With mandatory water restrictions now in effect across the state, seawater desalination may seem more attractive than ever. Why restrict car washes and landscape watering when there’s an ocean of water just offshore, and all you have to do is remove the salt? Tempting as it sounds, however, seawater desalination has proven a poor choice for California cities in the past, as Michael Hiltzik’s column in last week’s LA Times explains. Santa Barbara started building a $34 million desalination plant to deal with a severe drought in the 1980s; by the time the plant was complete, the drought was over and the plant was mothballed.
The problem is one of efficiency and economics. Even though desalation taps into a virtually limitless supply of water, it’s significantly more expensive and consumes a lot more energy than water recycling. That’s why Santa Barbara never used their desal plant; the water from the plant cost much more than water from other sources to the point where it wasn’t competitive. So while desal sounds appealing in theory, in practice it eats up too much power and cash to compete with alternatives. And it’s also undesirable from an environmental perspective; it consumes more power and hence is associated with more greenhouse gas emissions than either recycling or conservation. Desalination probably will have a role to play for California in the long run, but for now the hefty price tag means it should be an option of last resort.

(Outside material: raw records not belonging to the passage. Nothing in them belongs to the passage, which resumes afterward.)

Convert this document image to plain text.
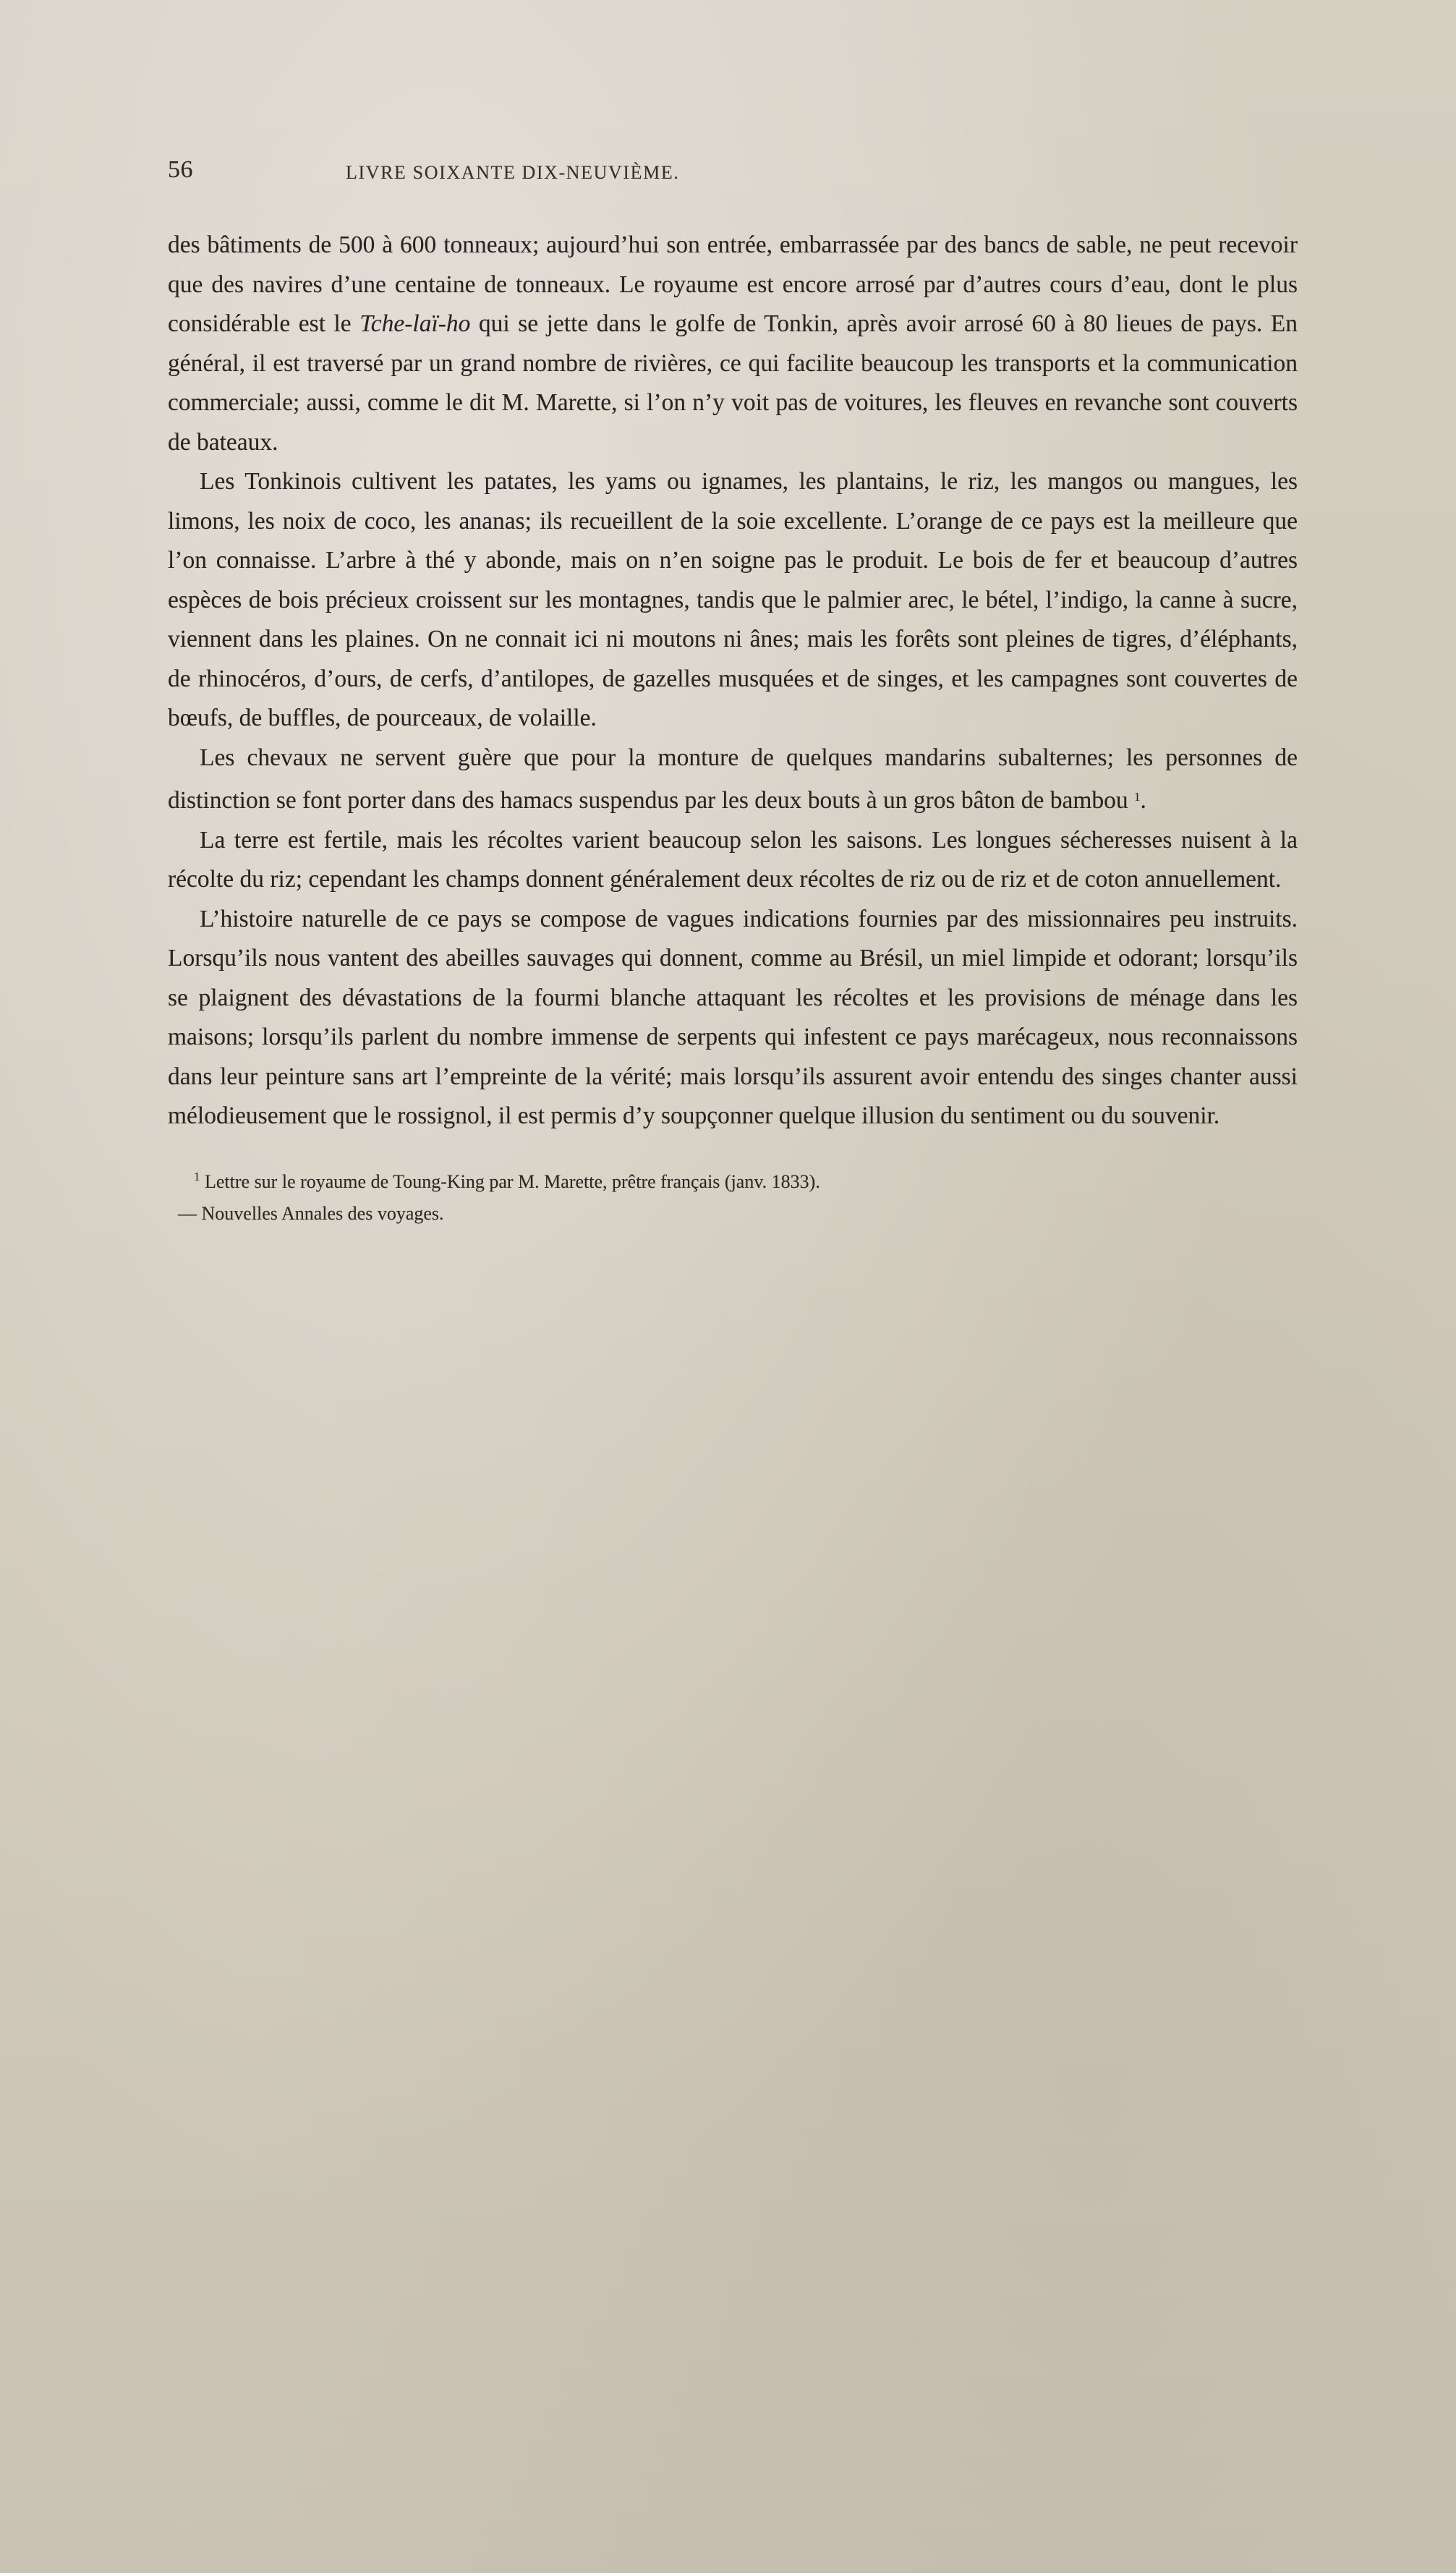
56	LIVRE SOIXANTE DIX-NEUVIÈME.

des bâtiments de 500 à 600 tonneaux; aujourd’hui son entrée, embarrassée par des bancs de sable, ne peut recevoir que des navires d’une centaine de tonneaux. Le royaume est encore arrosé par d’autres cours d’eau, dont le plus considérable est le Tche-laï-ho qui se jette dans le golfe de Tonkin, après avoir arrosé 60 à 80 lieues de pays. En général, il est traversé par un grand nombre de rivières, ce qui facilite beaucoup les transports et la communication commerciale; aussi, comme le dit M. Marette, si l’on n’y voit pas de voitures, les fleuves en revanche sont couverts de bateaux.

Les Tonkinois cultivent les patates, les yams ou ignames, les plantains, le riz, les mangos ou mangues, les limons, les noix de coco, les ananas; ils recueillent de la soie excellente. L’orange de ce pays est la meilleure que l’on connaisse. L’arbre à thé y abonde, mais on n’en soigne pas le produit. Le bois de fer et beaucoup d’autres espèces de bois précieux croissent sur les montagnes, tandis que le palmier arec, le bétel, l’indigo, la canne à sucre, viennent dans les plaines. On ne connait ici ni moutons ni ânes; mais les forêts sont pleines de tigres, d’éléphants, de rhinocéros, d’ours, de cerfs, d’antilopes, de gazelles musquées et de singes, et les campagnes sont couvertes de bœufs, de buffles, de pourceaux, de volaille.

Les chevaux ne servent guère que pour la monture de quelques mandarins subalternes; les personnes de distinction se font porter dans des hamacs suspendus par les deux bouts à un gros bâton de bambou $^1$.

La terre est fertile, mais les récoltes varient beaucoup selon les saisons. Les longues sécheresses nuisent à la récolte du riz; cependant les champs donnent généralement deux récoltes de riz ou de riz et de coton annuellement.

L’histoire naturelle de ce pays se compose de vagues indications fournies par des missionnaires peu instruits. Lorsqu’ils nous vantent des abeilles sauvages qui donnent, comme au Brésil, un miel limpide et odorant; lorsqu’ils se plaignent des dévastations de la fourmi blanche attaquant les récoltes et les provisions de ménage dans les maisons; lorsqu’ils parlent du nombre immense de serpents qui infestent ce pays marécageux, nous reconnaissons dans leur peinture sans art l’empreinte de la vérité; mais lorsqu’ils assurent avoir entendu des singes chanter aussi mélodieusement que le rossignol, il est permis d’y soupçonner quelque illusion du sentiment ou du souvenir.

$^1$ Lettre sur le royaume de Toung-King par M. Marette, prêtre français (janv. 1833).
— Nouvelles Annales des voyages.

The same considerations of price and efficiency often make water recycling a better bet. Take Orange County for example; their groundwater replenishment system purifies reclaimed wastewater to exceed drinking water standards, then returns it to their groundwater aquifer. The process they use is very similar to the one used by modern desalination plants but is significantly cheaper and less energy-intensive because reclaimed water has a much lower salt content than seawater, which means it takes a lot less pressure to filter it through a reverse osmosis membrane. The lower operating cost associated with water recycling explains why Orange County’s system produces up to 70 million gallons of purified water a day, while Santa Barbara’s desal plant currently lies idle.
Politicians sometimes forget these factors and sign on to expensive new desal projects like the one now under construction in Carlsbad. These projects are attractive because they promise a drought-proof supply of water, but tempting as that sounds at a time like the present, we have to ask: how much is it going to cost? are there cheaper and more efficient alternatives? and if so, why don’t we implement those first? If we’re already getting about as much as we can from water recycling and conservation, then responsible desalination may be considered. But across most of California at the moment, these other options are far from fully tapped. Desalination should be where we finish, not where we start.